24.4.12

On the one hand, I think Ross Douthat's argument here is pretty offensive, in its suggestion that secular morality is always and only reducible to Christian morality. On the other, Julian Sanchez here attempts to make the argument that moral reasoning never relies on religious thinking, or if it does so, it can only complicate things unnecessarily. It seems obvious to me that both positions are wrong: Christian moral philosophy does well to note the intellectual debts it owes to non-Christian traditions, and also that liberalism is not itself a debased form of Christian belief; the secular position does well to recognize that however optional the God thesis may seem to be now, it was (and is) frequently not perceived to be as such, and this may be something other than a millennia-long intellectual mistake.

Douthat:
Indeed, it’s completely obvious that absent the Christian faith, there would be no liberalism at all. No ideal of universal human rights without Jesus’ radical upending of social hierarchies (including his death alongside common criminals on the cross). No separation of church and state without the gospels’ “render unto Caesar” and St. Augustine’s two cities. No liberal confidence about the march of historical progress without the Judeo-Christian interpretation of history as an unfolding story rather than an endlessly repeating wheel.

And what’s more, to me, contemporary liberals’ obsession with the supposed backwardness of Christian sexual ethics—an obsession that far outstrips sex’s actual role in the preaching and practice of Christian faith—reflects a subconscious liberal knowledge that Christianity is their theological mother, and they’re its half-rebellious child. You can see in it the child’s characteristic desire to finally overthrow the last bastion of parental authority, joined to a continued desire for the parent’s approval for their choices and beliefs.

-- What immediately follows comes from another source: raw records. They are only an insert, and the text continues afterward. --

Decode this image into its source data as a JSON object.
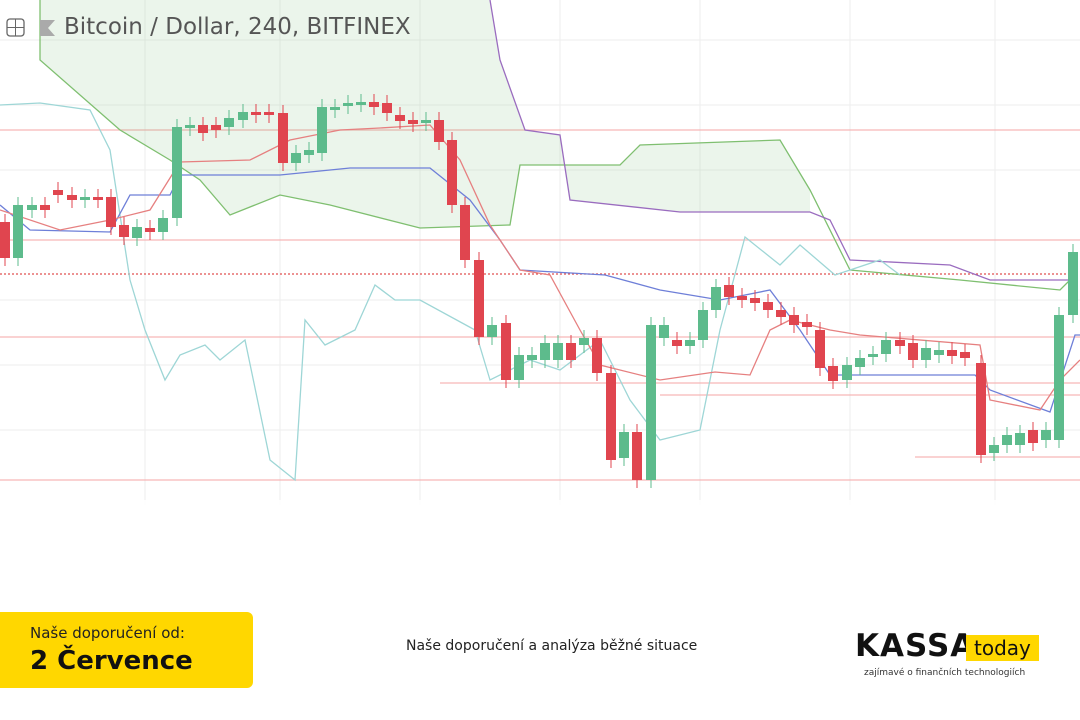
{
  "chart_header": {
    "title": "Bitcoin / Dollar, 240, BITFINEX"
  },
  "banner": {
    "label": "Naše doporučení od:",
    "date": "2 Července",
    "caption": "Naše doporučení a analýza běžné situace",
    "logo": {
      "brand": "KASSA",
      "tag": "today",
      "tagline": "zajímavé o finančních technologiích"
    }
  }
}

It's not completely obvious to me: Douthat wants to reduce the entire history of ethics to Christian ethics, and conservative Catholic ethics, at that. But it seems to me just as easy to get liberalism out of, say, Judaism (see Walzer's Exodus and Revolution as a test case), or, as Peter Euben has argued, out of Greek drama. Not a straight path historically, but not entirely out of the question either. And this is to say nothing of the actual influence of Jewish, Islamic, Greek, and other modes of thought, without which quote-unquote 'Christian' ethics would not have some of their characteristic features (see, e.g., 'virtue ethics'). And, yet further, while some of the founding figures of liberalism were certainly Christians--Locke springs to mind--they were certainly not orthodox Christians, or at least not orthodox in the sense Douthat wants. And let's not even talk about, say, Spinoza. The idea that much of liberalism emerges out of Christianity seems to me to be correct; the claim that this means it is nothing but a weakened form of Christianity seems obviously wrong.

Sanchez:
Ross is certainly correct that we owe a debt to thinkers in the Christian tradition—who in turn owe one to pagan thinkers of ancient Greece and Rome—but it’s far less clear that the value of their contributions rests crucially on their theistic metaphysical trappings. Aquinas thought that moral law could be derived by human reason from reflection on natural facts. John Locke may have peppered his political philosophy with a generous dose of theology, but it’s not at all obvious that what was always most interesting and compelling in his arguments requires supernatural support. For that matter, Newton was famously quite devout, and thought the physical laws he described ordained by God. But it turns out that F=MA even after you reject that premise: Physical law (like moral law?) does not require a lawgiver. None of which is to deny there’s plenty of hard problems left for modern moral philosophers to solve, but they’re mostly problems that were obscured rather than seriously addressed by theology.

The Locke sentence seems to me to be an actual, no-fooling case of begging the question: by stipulating that it's only what is "most interesting and compelling in his arguments" that matters, and allowing this to be, one presumes, those matters of greatest intellectual interest to Sanchez, then it's obvious that this will not include any of his theological reflections because they are assumed at the beginning to be additions that obscure, rather than 'seriously address,' moral questions. Walzer, to bring him up again, has a sentence near the beginning of "The Problem of Dirty Hands" in which he says "if popular attitudes are resistant to utilitarianism (and they are), there might be something to learn from that and not simply something to explain about it." It seems to me the same applies here: if the greatest minds in moral philosophy for a thousand years or more think that theological matters have some bearing on moral matters, there may be something to learn from that other than claiming that they obviously have not understood the point of the Euthyphro.